The New York City Department of Finance has released a new “NYC Taxpayer Bill of Rights” on its website. The Bill of Rights identifies 10 categories of taxpayer rights, and elaborates on those rights. Some of the rights reflect substantive changes in the Department’s operations. For instance, one category is “the right to challenge the Department’s position and be heard.” Under that category, taxpayers now “have the right to receive, in writing, an explanation of why the Department of Finance does not agree with your position” or “does not accept your documents.” The release of the new NYC Bill of Rights coincides with the creation of an Office of the Taxpayer Advocate and the recent appointment of Diana Leyden as the New York City Taxpayer Advocate.

The NYC Taxpayer Bill of Rights is a welcome and overdue initiative. Interestingly, the Department previously had a Taxpayer Bill of Rights for many years, but it inexplicably was removed from the Department’s website a few years ago, causing some practitioners to wonder why. Unlike the more comprehensive Taxpayers’ Bill of Rights contained in Article 41 of the Tax Law, which applies to taxes administered by the New York State Department of Taxation and Finance, the NYC Taxpayer Bill of Rights is not statutorily mandated. Committing it to law would be a worthwhile goal.

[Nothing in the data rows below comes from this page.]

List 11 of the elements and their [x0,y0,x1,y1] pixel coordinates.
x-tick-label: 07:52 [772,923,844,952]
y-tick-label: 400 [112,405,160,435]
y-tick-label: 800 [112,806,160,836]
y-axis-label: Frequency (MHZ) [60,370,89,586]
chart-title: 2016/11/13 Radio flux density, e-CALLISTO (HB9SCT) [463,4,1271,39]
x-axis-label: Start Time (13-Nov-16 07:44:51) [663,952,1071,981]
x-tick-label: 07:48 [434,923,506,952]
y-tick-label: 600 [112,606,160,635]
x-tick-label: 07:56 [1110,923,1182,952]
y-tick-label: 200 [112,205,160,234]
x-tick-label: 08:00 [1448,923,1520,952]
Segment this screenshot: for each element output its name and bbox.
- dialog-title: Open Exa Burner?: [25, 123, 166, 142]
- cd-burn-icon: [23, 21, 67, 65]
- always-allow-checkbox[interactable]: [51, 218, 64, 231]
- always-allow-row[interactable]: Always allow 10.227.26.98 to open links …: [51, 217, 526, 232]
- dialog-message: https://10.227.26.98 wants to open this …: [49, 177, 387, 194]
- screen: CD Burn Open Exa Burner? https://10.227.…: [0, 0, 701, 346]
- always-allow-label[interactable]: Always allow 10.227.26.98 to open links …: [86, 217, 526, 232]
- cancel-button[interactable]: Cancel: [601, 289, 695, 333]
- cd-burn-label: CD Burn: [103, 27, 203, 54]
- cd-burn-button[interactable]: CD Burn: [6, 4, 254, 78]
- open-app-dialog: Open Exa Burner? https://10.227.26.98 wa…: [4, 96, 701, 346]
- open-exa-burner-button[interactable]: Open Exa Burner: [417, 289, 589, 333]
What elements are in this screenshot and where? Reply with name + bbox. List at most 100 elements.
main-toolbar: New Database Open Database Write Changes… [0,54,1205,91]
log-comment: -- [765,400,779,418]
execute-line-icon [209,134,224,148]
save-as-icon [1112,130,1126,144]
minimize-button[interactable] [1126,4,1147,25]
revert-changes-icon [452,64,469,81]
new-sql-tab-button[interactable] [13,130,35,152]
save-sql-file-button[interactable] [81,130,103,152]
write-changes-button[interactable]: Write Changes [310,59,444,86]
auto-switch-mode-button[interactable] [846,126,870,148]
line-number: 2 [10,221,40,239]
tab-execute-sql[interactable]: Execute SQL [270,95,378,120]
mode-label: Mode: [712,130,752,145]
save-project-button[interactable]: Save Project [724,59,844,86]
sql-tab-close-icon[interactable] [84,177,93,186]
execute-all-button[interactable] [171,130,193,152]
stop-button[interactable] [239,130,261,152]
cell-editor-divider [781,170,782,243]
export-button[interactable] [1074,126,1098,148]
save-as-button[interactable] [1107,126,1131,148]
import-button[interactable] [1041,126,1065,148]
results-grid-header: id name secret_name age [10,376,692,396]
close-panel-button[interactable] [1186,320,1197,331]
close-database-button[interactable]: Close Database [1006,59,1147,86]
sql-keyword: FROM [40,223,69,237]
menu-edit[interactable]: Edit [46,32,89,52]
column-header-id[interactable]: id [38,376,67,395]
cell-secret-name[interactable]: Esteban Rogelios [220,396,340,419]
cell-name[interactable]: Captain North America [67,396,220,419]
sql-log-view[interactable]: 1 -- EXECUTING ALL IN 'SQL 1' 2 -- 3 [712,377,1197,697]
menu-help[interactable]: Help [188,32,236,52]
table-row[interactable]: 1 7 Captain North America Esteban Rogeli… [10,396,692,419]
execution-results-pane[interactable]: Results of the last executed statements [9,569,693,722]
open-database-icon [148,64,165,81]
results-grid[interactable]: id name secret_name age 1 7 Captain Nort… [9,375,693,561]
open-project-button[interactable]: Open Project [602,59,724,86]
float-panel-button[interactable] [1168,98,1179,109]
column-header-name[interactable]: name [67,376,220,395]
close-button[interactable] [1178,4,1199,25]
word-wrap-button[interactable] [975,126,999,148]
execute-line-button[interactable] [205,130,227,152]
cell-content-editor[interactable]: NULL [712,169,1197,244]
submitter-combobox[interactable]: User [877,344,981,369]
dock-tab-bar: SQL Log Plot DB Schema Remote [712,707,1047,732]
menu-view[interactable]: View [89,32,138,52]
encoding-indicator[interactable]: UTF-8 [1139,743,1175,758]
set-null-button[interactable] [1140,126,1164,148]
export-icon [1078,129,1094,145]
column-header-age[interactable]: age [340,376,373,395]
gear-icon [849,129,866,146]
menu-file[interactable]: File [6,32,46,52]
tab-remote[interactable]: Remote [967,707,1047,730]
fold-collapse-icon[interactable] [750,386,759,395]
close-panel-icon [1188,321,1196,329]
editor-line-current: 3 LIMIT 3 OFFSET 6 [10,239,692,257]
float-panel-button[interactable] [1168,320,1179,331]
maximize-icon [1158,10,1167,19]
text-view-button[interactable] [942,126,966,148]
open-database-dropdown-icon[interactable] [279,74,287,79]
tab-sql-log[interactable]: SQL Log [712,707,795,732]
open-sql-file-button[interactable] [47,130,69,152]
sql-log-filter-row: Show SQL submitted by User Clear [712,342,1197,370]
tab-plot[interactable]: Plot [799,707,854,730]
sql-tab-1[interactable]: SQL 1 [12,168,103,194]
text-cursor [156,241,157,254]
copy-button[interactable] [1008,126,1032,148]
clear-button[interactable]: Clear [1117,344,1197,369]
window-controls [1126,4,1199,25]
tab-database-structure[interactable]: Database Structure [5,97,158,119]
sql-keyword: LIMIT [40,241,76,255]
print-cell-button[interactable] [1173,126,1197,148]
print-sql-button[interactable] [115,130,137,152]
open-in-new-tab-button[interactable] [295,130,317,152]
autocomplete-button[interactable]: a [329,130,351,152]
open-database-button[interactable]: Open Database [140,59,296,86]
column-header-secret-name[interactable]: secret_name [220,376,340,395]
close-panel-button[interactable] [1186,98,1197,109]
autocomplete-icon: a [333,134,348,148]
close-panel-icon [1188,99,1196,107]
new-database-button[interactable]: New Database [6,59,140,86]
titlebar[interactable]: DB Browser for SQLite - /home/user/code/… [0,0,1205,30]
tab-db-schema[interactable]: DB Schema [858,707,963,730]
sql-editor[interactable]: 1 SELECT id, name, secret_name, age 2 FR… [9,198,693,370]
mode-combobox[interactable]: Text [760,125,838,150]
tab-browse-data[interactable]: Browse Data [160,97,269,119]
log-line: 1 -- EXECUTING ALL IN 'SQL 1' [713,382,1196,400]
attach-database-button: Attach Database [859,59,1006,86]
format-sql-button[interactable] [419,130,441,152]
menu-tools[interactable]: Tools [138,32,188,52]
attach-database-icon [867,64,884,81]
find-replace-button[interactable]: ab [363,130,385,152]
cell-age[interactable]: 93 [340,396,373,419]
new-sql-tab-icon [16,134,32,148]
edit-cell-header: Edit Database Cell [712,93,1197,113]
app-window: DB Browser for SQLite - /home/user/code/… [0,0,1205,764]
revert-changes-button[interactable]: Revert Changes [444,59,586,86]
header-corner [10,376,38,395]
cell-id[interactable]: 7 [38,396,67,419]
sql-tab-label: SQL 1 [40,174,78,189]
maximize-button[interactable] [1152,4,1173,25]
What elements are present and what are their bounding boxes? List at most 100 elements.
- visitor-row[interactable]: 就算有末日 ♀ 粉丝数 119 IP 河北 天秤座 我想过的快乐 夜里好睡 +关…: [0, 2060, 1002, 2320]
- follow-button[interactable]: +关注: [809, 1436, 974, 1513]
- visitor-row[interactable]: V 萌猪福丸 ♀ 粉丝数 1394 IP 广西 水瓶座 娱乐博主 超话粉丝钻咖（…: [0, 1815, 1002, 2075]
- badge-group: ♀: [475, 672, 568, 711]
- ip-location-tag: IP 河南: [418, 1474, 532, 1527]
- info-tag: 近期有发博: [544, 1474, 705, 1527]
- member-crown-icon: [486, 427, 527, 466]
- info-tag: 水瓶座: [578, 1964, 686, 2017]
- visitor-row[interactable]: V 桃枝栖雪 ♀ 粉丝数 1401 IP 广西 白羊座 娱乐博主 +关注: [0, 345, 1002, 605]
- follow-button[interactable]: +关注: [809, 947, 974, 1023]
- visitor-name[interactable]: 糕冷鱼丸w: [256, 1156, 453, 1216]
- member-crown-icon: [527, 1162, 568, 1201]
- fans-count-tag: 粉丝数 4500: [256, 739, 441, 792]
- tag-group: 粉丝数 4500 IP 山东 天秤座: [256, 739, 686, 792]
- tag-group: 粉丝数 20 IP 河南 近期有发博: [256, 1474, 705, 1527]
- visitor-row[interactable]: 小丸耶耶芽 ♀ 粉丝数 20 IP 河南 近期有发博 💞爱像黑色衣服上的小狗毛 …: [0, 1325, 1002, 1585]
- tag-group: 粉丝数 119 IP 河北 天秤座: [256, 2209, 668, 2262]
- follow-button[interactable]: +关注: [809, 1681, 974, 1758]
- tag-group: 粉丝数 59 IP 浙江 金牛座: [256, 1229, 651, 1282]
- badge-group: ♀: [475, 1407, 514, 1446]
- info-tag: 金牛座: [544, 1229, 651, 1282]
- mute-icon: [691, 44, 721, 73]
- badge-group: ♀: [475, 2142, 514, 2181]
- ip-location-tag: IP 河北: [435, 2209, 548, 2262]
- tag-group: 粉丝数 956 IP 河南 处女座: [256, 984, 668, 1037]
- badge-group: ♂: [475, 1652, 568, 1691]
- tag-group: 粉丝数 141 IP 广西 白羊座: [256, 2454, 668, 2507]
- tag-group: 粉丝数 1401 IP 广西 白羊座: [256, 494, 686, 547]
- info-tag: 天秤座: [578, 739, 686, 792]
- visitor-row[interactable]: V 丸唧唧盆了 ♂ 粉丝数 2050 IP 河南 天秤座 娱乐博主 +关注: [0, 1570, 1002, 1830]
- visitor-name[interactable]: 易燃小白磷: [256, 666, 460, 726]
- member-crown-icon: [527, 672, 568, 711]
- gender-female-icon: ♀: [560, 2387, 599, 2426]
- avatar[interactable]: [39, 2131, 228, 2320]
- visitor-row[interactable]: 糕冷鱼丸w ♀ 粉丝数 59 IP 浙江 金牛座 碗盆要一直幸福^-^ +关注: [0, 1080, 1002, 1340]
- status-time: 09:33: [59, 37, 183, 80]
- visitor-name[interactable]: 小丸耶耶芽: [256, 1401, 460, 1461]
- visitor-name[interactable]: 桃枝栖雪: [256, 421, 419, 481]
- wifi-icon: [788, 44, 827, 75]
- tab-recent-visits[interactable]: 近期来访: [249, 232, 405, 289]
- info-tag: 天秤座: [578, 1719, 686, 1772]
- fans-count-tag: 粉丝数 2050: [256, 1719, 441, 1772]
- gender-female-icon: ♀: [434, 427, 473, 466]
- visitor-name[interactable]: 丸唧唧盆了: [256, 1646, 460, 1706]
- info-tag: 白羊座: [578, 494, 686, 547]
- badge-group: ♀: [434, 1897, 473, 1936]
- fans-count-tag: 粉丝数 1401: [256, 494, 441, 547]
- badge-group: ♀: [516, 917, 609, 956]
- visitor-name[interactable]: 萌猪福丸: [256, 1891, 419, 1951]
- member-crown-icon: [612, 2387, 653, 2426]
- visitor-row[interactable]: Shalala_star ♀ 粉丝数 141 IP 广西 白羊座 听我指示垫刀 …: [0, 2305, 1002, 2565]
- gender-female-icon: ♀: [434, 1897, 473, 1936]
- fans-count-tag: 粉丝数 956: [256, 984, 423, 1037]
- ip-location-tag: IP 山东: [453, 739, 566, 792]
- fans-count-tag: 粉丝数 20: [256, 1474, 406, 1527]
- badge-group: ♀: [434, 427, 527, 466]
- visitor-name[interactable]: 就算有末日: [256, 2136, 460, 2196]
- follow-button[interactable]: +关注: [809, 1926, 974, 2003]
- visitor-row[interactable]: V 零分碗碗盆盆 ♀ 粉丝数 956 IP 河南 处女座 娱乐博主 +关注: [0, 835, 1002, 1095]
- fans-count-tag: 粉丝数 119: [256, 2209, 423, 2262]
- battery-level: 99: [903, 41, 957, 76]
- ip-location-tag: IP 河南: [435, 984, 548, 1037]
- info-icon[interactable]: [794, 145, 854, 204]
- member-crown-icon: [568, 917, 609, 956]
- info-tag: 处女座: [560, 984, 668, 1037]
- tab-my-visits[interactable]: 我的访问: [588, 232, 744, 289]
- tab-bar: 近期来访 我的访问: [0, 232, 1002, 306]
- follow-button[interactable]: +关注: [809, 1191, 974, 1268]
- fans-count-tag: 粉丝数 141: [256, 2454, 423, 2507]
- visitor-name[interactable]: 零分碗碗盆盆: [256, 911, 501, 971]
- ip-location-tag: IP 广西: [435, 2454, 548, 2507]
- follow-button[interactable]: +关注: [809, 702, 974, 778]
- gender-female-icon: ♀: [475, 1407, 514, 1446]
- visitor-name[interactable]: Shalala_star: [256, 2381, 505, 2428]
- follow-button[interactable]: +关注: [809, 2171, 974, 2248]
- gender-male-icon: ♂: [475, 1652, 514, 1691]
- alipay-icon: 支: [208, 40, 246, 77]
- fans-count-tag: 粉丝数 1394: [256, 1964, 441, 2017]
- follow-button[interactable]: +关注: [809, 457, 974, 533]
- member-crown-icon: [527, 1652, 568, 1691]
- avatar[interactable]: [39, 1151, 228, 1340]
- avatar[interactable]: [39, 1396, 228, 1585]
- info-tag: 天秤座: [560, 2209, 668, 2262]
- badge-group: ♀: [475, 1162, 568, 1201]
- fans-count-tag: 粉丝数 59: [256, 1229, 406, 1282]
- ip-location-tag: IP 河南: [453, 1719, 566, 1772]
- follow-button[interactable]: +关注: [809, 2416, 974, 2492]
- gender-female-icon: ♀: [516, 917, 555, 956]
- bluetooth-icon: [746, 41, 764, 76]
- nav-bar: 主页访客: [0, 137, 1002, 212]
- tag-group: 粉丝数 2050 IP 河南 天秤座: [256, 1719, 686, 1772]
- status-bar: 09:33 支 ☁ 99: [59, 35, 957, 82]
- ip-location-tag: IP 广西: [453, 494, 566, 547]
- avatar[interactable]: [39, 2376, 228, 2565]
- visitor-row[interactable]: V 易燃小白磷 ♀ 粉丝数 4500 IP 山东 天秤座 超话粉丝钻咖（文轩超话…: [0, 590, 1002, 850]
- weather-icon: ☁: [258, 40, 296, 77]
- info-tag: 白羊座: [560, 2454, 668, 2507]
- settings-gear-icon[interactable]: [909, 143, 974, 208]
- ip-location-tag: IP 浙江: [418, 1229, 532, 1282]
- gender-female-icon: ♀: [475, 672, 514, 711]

It is also interesting that certain rights in the former NYC Bill of Rights are changed in the new Bill of Rights. For instance, there is no longer an explicit right not to be subject to “collection quotas” by the Department. Also, under the former Bill of Rights, the only exception to the taxpayer’s right to confidentiality was that taxpayer information could be shared with certain other government agencies “under strict legal guidelines.” The new right to confidentiality contains an exception for taxpayer information that can be shared outside the Department as “allowed by law,” but does not specify what those statutory exceptions are.